Aussi le langage est-il une preuve dans l’expression de l’identité africaine. Seydou Badian Kouyaté le confirme dans un entretien lors du colloque international d’Alger : "Par la langue, nous avons ce que le passé nous a laissé comme message et ce que le présent compose pour nous. C’est la langue qui nous lie, et c’est elle qui fonde notre identité. Elle est un élément essentiel et sans la langue, il n’y a pas de culture. La langue nous aide à tout interpréter"(10).
2. L’oralité :

La parole africaine et les marques de l’oralité sont présentes dans le tissu narratif par le canal de plusieurs genres oraux. Certains ont un caractère profane, d’autres ont une dimension religieuse :
- les genres profanes sont constitués de proverbes, de contes, de discours de marabouts, d’éloges de griots, de commentaires de jeu, d’épopées de grands guerriers, de chants, de fables, de médisances et de commérages ;
- sur la liste des genres religieux, on trouve des cantiques religieux, des incantations, des prières et des versets coraniques. La plupart des récits se trouvent dans le roman algérien ; ils ont été dits lors des obsèques de la vieille Rahma(11).

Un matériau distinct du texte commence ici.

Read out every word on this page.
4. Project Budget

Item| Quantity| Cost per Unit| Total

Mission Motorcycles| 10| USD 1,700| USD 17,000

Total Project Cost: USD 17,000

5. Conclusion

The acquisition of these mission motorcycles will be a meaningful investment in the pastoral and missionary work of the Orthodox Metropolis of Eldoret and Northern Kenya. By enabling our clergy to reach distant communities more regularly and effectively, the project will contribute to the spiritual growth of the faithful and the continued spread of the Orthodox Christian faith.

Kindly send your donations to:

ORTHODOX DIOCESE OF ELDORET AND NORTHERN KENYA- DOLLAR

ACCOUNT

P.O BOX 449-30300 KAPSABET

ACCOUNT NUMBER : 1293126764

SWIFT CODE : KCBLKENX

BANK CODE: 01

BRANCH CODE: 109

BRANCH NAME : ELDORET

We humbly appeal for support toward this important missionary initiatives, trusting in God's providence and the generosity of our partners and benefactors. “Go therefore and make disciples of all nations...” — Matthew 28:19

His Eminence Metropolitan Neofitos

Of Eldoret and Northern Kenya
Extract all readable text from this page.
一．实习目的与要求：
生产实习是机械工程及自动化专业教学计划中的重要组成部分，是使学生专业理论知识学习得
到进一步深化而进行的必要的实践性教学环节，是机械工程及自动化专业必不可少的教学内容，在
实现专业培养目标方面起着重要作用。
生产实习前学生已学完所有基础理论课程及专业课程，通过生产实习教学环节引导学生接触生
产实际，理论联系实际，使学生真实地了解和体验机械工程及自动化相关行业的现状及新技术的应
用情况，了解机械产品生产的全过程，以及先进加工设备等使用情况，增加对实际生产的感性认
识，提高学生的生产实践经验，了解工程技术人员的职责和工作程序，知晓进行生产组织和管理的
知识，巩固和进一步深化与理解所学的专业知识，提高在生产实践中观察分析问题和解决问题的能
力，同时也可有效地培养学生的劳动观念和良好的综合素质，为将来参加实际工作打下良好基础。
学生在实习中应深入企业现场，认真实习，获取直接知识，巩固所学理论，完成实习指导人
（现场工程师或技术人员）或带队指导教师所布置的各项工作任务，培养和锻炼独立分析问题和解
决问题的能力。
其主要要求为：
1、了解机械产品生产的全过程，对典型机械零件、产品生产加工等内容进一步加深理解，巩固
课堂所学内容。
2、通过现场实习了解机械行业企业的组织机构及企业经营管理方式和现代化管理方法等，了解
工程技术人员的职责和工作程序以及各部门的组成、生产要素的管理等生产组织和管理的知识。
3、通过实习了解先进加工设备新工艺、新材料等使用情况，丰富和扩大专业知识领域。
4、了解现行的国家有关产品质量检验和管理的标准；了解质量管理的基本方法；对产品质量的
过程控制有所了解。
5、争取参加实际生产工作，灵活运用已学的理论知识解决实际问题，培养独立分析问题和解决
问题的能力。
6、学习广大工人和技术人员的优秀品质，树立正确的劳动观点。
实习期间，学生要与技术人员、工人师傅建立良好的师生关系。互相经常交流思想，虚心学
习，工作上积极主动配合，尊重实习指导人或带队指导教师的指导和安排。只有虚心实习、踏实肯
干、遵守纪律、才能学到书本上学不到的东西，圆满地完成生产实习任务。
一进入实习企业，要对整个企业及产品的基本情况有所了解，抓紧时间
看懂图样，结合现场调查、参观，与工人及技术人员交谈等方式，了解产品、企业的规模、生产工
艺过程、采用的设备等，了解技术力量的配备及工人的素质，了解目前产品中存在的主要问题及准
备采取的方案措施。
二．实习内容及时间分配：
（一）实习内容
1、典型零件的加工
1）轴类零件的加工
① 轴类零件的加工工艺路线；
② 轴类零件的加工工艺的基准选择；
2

Dans le Maghreb, les contes ont du prix aux yeux des populations du bled à telle enseigne qu’elles leur accordent plus d’intérêt que les informations délivrées par les livres. Une discussion entre Nafissa et la vieille Rahma, au sujet de l’histoire du café, conduit le narrateur à faire cette révélation : "Nafissa allait-elle contredire la vieille, lui raconter ce qu’elle savait sur le café et son histoire ? Elle aurait perdu son temps, car tous les villageois ne juraient que par la Chadiliyya. Personne n’aurait ajouté foi aux dires de Nafissa. L’autorité des contes et légendes dont se nourrit la foi des gens simples ne souffre aucune discussion"(12).

Les récits de guerres de libération, les épopées relatives aux exploits de chasse et de lutte dans les arènes, l’histoire du pacte entre les Sénégalais et le serpent, l’histoire de l’infirmité de la mère de Rabah et celle d’al-Hadj Hamouda qui a mis sa tête à prix pour sauver le village, sont autant de contes qui alimentent la trame des récits. Dans une étude taxinomique sur les genres oraux en Afrique, Amadou Koné (1993 : 38) baptise le conte de genre narratif car les substrats du conte sont récupérés et coulés dans les canons du récit romanesque occidental. C’est pourquoi, ces marques de l’oralité revêtent d’autres formes dans les textes contemporains ; lesquelles formes sont qualifiées, par Alioune Tine, "d’oralité feinte". Jacques Chevrier (1999 : 97), qui cite Alioune Tine, observe que "l’oralité feinte s’articule autour d’une série de stratégies narratives qui, à la citation pure et simple, préfèrent différentes procédures comme l’interférence linguistique, le calque structural, la surcharge burlesque, la théâtralisation, le recours au code de l’énigme et du merveilleux, la charge sémantique des patronymes africains".

La présence des contes dans le tissu narratif est signalée par ces indices linguistiques :
- un verbe introducteur : "raconter" ; "conter" (L’appel des arènes : 92 ; 119 ; 140), (Le vent du sud : 98) ;
- l’ouverture des guillemets ou l’usage du tiret (Le vent du sud : 97 ; 99) ;
- un syntagme nominal ou une phrase impersonnelle avec la duplication de l’adverbe : "un jour", "Il y a longtemps, très longtemps" (L’appel des arènes : 57 et 98) ;
- le retour à la réalité marqué par la fermeture des guillemets ;
- le passage direct à l’application du message du conte : "La joie dilatait les cœurs, mais les gens songeaient avec tristesse à la mort d’al-Hadj Hamouda qui avait sacrifié sa vie pour ses frères. Hélas ! Mon fils ! Un homme qui sortait de l’ordinaire" (Le vent du sud : 101).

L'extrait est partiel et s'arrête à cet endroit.